50% will be lavender, the rest will be lavender carriers. The white pullet probably has Dominant White. DW is not a color, it basically is a gene that stops whatever colors/genes the bird has from showing up visibly. It works way better at blocking black pigments than red/gold pigments though(red pyles are red duckwings with dominant white, for example). Long way of saying that you are supposed to get 50% lavender chicks, but some of that percentage will be "hidden" in solid lavender** chicks that got the dominant white gene(these will look solid white) so the % of lav chicks will seem lower.
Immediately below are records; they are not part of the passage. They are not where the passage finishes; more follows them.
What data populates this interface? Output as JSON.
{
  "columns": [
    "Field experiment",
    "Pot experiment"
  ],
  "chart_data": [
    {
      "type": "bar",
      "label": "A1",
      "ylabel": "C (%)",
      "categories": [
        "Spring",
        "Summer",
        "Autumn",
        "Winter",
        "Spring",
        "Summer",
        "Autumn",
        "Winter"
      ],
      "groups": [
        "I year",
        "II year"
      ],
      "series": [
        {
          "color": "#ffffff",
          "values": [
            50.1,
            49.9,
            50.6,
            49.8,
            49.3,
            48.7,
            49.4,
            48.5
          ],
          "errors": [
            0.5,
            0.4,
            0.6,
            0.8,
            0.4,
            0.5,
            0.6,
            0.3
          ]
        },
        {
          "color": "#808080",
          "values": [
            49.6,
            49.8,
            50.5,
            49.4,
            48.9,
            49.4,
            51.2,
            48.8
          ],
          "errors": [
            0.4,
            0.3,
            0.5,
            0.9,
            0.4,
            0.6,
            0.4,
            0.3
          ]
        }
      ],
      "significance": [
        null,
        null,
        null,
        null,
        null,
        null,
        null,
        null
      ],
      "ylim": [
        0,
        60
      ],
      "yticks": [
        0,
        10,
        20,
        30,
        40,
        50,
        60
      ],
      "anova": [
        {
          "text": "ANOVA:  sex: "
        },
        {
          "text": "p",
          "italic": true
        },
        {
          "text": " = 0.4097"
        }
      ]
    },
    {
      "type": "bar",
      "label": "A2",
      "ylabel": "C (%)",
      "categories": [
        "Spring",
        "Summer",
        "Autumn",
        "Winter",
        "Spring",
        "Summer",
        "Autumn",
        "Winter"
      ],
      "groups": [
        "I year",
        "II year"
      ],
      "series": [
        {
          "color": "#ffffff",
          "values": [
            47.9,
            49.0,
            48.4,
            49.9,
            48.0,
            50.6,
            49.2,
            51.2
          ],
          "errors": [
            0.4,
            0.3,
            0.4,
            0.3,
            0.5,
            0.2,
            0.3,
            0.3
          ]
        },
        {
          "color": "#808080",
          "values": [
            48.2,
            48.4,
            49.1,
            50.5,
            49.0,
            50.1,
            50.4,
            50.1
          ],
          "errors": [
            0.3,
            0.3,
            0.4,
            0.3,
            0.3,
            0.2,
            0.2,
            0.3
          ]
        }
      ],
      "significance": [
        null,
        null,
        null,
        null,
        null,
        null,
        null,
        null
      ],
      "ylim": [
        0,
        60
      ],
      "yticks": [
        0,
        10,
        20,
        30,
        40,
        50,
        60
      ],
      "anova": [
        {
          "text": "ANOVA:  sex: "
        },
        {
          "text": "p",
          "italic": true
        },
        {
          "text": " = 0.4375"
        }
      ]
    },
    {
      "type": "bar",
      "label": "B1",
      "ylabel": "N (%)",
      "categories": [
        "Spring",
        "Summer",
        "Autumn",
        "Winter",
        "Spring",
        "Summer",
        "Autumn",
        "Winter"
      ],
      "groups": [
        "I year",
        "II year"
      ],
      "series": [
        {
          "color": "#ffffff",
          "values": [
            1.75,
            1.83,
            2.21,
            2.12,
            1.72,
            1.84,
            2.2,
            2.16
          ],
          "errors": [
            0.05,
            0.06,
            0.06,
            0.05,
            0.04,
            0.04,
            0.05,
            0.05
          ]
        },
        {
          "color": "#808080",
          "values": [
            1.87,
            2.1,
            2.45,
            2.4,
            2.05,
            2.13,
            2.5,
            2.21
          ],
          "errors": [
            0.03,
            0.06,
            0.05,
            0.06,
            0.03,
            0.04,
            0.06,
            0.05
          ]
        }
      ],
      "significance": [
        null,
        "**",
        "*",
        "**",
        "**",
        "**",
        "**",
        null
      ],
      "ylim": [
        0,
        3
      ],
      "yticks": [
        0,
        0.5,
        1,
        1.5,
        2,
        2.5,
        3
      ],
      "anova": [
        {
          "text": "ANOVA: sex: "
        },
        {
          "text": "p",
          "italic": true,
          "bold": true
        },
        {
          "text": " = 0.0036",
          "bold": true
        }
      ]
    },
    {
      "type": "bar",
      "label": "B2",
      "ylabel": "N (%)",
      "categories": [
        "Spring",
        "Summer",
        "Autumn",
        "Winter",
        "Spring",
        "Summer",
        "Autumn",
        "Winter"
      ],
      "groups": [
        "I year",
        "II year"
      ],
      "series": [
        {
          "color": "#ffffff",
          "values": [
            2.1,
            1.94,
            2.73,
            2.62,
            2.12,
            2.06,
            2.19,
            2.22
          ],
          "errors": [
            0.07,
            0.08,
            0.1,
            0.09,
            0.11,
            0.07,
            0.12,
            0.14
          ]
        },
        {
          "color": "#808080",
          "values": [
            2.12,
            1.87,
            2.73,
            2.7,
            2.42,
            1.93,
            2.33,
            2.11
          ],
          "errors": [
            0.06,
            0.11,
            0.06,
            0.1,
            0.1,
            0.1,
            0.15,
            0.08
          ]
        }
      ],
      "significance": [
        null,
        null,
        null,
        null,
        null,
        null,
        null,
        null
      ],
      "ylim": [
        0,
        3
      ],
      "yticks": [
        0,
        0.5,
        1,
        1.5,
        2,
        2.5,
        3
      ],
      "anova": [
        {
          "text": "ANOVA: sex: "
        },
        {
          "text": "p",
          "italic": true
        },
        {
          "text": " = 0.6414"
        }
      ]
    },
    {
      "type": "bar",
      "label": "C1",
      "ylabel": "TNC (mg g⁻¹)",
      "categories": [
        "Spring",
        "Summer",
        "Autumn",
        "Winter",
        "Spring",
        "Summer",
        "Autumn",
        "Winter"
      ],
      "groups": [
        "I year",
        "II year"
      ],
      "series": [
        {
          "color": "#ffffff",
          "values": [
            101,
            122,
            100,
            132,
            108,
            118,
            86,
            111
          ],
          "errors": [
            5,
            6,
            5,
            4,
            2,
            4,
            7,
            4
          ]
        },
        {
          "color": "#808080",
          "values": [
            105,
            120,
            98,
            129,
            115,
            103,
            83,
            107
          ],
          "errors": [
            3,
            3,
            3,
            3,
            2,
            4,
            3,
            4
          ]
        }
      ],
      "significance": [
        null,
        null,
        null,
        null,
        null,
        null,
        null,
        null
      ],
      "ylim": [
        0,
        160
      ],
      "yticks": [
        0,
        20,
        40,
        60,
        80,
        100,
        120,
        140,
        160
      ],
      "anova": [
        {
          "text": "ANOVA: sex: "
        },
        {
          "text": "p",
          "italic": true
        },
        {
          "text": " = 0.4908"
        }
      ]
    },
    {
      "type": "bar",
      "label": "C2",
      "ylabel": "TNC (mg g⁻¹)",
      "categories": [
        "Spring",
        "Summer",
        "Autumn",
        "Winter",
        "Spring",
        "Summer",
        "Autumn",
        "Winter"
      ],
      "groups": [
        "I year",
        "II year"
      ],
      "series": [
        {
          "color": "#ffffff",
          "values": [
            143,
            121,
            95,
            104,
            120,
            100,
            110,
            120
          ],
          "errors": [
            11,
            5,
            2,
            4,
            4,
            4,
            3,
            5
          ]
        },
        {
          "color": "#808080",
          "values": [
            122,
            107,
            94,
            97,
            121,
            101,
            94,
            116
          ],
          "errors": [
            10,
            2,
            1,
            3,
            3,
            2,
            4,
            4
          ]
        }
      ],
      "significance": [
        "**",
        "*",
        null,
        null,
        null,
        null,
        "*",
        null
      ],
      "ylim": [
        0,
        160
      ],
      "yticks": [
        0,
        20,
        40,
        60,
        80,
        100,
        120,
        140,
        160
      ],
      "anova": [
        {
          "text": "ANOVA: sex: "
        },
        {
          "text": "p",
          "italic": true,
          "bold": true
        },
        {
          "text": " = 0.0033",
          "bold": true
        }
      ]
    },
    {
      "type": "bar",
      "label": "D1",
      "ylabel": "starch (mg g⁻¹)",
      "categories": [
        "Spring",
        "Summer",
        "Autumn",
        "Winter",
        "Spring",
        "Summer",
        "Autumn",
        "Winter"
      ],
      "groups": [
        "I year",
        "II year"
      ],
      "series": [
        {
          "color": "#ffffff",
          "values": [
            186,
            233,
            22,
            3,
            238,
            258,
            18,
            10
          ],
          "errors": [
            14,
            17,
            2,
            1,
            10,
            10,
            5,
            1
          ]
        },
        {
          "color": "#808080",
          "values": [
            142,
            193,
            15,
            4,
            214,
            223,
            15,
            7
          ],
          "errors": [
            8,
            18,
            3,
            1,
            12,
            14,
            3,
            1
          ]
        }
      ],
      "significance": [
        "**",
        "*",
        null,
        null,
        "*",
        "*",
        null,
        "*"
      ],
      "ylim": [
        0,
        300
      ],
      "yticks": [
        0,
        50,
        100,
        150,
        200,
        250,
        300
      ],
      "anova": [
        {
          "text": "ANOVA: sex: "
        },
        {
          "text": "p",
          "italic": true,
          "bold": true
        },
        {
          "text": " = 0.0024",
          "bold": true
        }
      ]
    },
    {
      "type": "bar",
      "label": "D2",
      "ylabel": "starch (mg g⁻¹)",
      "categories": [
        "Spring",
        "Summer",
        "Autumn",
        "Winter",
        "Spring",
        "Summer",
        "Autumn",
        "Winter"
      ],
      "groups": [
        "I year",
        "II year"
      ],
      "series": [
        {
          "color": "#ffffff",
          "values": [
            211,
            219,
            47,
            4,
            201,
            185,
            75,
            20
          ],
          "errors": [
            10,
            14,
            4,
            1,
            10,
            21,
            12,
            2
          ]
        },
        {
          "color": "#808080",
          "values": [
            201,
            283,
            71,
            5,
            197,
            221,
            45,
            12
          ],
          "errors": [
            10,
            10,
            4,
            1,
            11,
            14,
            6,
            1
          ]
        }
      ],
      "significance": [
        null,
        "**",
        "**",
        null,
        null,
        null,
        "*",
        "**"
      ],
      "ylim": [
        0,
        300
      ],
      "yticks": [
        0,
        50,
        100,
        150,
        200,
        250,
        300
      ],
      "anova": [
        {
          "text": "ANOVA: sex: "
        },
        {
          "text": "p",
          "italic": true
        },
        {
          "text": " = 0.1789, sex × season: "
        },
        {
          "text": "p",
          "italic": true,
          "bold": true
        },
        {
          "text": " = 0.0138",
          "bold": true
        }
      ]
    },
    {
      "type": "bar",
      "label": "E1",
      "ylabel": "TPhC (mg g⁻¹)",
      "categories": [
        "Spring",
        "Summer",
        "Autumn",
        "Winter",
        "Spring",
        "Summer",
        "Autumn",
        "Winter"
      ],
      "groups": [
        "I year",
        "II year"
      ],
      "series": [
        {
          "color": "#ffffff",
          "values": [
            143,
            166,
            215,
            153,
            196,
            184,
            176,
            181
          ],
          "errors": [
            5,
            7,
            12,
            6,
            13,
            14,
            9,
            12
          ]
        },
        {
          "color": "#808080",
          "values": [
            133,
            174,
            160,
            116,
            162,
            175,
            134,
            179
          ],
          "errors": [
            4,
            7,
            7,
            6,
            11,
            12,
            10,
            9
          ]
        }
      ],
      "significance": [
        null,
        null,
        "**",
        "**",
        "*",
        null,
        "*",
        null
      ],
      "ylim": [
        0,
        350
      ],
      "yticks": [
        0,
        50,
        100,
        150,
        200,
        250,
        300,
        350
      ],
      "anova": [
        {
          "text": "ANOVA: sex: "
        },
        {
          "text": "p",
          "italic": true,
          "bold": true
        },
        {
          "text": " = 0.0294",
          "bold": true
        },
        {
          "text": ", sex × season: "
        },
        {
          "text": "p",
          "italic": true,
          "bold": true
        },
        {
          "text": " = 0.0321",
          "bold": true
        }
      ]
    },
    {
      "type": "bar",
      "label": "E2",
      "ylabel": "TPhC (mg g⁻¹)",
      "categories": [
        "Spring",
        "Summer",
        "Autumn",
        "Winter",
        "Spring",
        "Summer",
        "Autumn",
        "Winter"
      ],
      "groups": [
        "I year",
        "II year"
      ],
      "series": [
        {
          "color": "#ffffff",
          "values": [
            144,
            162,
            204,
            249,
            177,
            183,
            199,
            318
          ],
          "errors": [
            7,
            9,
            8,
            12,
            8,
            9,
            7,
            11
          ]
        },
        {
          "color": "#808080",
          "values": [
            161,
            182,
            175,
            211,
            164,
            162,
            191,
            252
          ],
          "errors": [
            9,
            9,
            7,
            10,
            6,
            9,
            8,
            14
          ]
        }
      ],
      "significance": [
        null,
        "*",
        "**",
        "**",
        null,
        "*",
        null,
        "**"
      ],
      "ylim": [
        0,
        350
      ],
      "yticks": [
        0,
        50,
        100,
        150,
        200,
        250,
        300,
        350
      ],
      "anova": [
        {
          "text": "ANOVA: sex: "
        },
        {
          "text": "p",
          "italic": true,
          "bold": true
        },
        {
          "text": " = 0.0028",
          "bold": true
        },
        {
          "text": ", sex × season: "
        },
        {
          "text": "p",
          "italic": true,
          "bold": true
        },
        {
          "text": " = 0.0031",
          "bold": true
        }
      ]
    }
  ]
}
Also in theory you might get some interesting colored chicks- for example if the chick is going to be a brown patterned EE, but it also happened to be pure lavender(which dilutes all colors to a soft shade) plus one dose dominant white- that potentially would make a multi-colored in pastels(lavender, straw/blond, white) bird.
For LF lavenders, would recommend breeding L'K with LF hens again and keep a cockerel at least(maybe some pullets too).. this cockerel will throw both bantam and almost full LF sizes in both sexes. Bantam bred with bantam cross tend to throw mostly bantam to medium size birds, a few can get reasonably sized but not quite full LF size. Bantam cross bred with LF throw the full range from smallish to LF sizes. Tricky part is getting lavender again... perhaps adding a LF lavender EE or Ameraucana hen will help with your goal? Or have the white EE cross "visit" a LF lavender roo? Her eggs would be fertile for 2-3 weeks afterwards.. would get some LF chicks, hopefully some of them would be lavender pullets also.. 50% NN 50% not.. If you like crazy color variety, a roo that is lavender but not solid- such as porcelain(which is just the mille fleur color with lavender added) or the like would be excellent choice for that pullet.
** solid lavenders are actually solid black chickens, with lavender added. That is why a solid lavender that happens to get dominant white will turn out solid white- it's the "solid black" DW is covering up.